En esta reunión de influencias se sustenta el discurso narrativo del Anfiteatro de Arteaga, porque en dicha reunión no se anulan unas a otras, sino que se complementan y se entrelazan, donde lo probable y lo imposible se concilian para la creación de nuevas realidades, como los desconcertantes pero irrefutables juegos de imágenes del proyector en casa de Fabienne Rastier, que son bellos y seductores: “Fuera de la película y con un movimiento que no aprecié, hizo emerger del borde superior de la máquina un bastón cuya punta me señaló. En la proyección comenzó una nueva escena en la que Fabienne y yo departíamos a la sombra de un árbol como en un cuadro de amor cortés, una imagen que me conmovió sobremanera.”

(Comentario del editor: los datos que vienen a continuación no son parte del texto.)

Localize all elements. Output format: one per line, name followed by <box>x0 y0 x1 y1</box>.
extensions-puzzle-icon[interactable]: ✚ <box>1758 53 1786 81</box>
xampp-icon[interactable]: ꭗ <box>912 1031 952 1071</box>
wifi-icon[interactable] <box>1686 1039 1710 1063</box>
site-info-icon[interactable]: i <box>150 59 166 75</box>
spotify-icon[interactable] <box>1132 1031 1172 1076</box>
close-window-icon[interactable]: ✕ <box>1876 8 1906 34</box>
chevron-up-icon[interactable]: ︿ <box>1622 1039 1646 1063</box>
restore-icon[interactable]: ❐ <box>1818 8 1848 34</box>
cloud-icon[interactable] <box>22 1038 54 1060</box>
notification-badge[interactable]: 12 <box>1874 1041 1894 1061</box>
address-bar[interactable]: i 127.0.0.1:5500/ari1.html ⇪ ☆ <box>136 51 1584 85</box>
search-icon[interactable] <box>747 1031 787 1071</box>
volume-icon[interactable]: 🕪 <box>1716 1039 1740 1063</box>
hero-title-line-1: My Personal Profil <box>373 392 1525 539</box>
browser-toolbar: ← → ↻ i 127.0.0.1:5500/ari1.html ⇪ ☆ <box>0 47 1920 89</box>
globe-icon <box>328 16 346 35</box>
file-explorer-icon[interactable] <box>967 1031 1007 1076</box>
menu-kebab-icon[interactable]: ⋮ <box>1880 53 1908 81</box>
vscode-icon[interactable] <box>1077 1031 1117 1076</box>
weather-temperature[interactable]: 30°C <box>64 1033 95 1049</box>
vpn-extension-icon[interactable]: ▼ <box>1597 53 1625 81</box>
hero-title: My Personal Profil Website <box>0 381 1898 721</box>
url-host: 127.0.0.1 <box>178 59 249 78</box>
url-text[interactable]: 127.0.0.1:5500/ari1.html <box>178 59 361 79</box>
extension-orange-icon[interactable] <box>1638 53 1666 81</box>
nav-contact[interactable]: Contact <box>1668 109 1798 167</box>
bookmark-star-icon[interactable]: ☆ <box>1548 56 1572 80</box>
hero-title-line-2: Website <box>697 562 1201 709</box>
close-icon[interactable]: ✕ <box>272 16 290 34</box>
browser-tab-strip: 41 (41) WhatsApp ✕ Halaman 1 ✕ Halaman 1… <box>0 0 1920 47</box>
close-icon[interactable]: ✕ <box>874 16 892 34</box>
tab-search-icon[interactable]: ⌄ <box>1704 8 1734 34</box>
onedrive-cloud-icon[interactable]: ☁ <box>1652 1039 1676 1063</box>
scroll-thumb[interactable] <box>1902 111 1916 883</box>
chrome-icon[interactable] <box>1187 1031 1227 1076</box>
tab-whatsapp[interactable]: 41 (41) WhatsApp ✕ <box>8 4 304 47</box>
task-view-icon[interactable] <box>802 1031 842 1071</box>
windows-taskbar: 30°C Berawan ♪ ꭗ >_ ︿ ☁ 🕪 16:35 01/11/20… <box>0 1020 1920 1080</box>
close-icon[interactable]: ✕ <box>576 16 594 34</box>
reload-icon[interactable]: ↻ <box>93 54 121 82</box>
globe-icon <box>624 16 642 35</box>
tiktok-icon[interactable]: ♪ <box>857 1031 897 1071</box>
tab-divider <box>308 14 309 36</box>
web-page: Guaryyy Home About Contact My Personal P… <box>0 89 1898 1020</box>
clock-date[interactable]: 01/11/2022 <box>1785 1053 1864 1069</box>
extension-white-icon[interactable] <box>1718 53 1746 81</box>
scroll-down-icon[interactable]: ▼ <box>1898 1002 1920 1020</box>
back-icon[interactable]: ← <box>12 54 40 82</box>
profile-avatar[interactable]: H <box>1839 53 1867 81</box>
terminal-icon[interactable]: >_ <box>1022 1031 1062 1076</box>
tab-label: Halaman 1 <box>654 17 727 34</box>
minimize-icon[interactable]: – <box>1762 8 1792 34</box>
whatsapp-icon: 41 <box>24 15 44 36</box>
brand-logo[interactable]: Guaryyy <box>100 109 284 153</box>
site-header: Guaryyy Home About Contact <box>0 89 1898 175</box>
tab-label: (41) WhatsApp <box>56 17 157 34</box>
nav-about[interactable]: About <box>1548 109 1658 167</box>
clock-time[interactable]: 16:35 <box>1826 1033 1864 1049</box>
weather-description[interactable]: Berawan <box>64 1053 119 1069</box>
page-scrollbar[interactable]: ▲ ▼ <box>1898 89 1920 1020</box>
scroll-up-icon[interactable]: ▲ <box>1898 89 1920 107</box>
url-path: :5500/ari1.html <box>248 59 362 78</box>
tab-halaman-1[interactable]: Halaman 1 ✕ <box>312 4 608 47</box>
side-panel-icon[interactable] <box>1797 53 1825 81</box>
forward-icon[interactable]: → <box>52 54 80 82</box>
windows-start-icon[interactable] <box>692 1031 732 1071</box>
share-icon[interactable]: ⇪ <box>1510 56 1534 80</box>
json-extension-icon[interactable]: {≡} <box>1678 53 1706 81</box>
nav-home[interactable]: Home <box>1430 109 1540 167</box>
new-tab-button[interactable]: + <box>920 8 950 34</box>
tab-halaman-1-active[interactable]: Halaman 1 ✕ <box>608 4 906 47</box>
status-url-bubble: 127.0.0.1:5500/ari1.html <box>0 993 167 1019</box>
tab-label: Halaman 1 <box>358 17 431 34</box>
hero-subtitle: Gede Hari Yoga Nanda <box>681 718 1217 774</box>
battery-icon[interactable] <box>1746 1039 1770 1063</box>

Bellos y seductores, sí, pero también aberrantes e insoportables, afinidad de los reversos que difícilmente se logra y que Arteaga ha logrado con creces: “La última maniobra del objeto me sigue produciendo pesadillas.

Un nuevo clic y la escena se abrió –me arrepiento de mi curiosidad y de no haber huido antes–: Fabienne, en primer plano, con el rostro apático, casi transparente, se reconocía las manos. Al fondo, un árbol majestuoso y, en uno de sus brazos, mi cuerpo pendiendo de la horca.”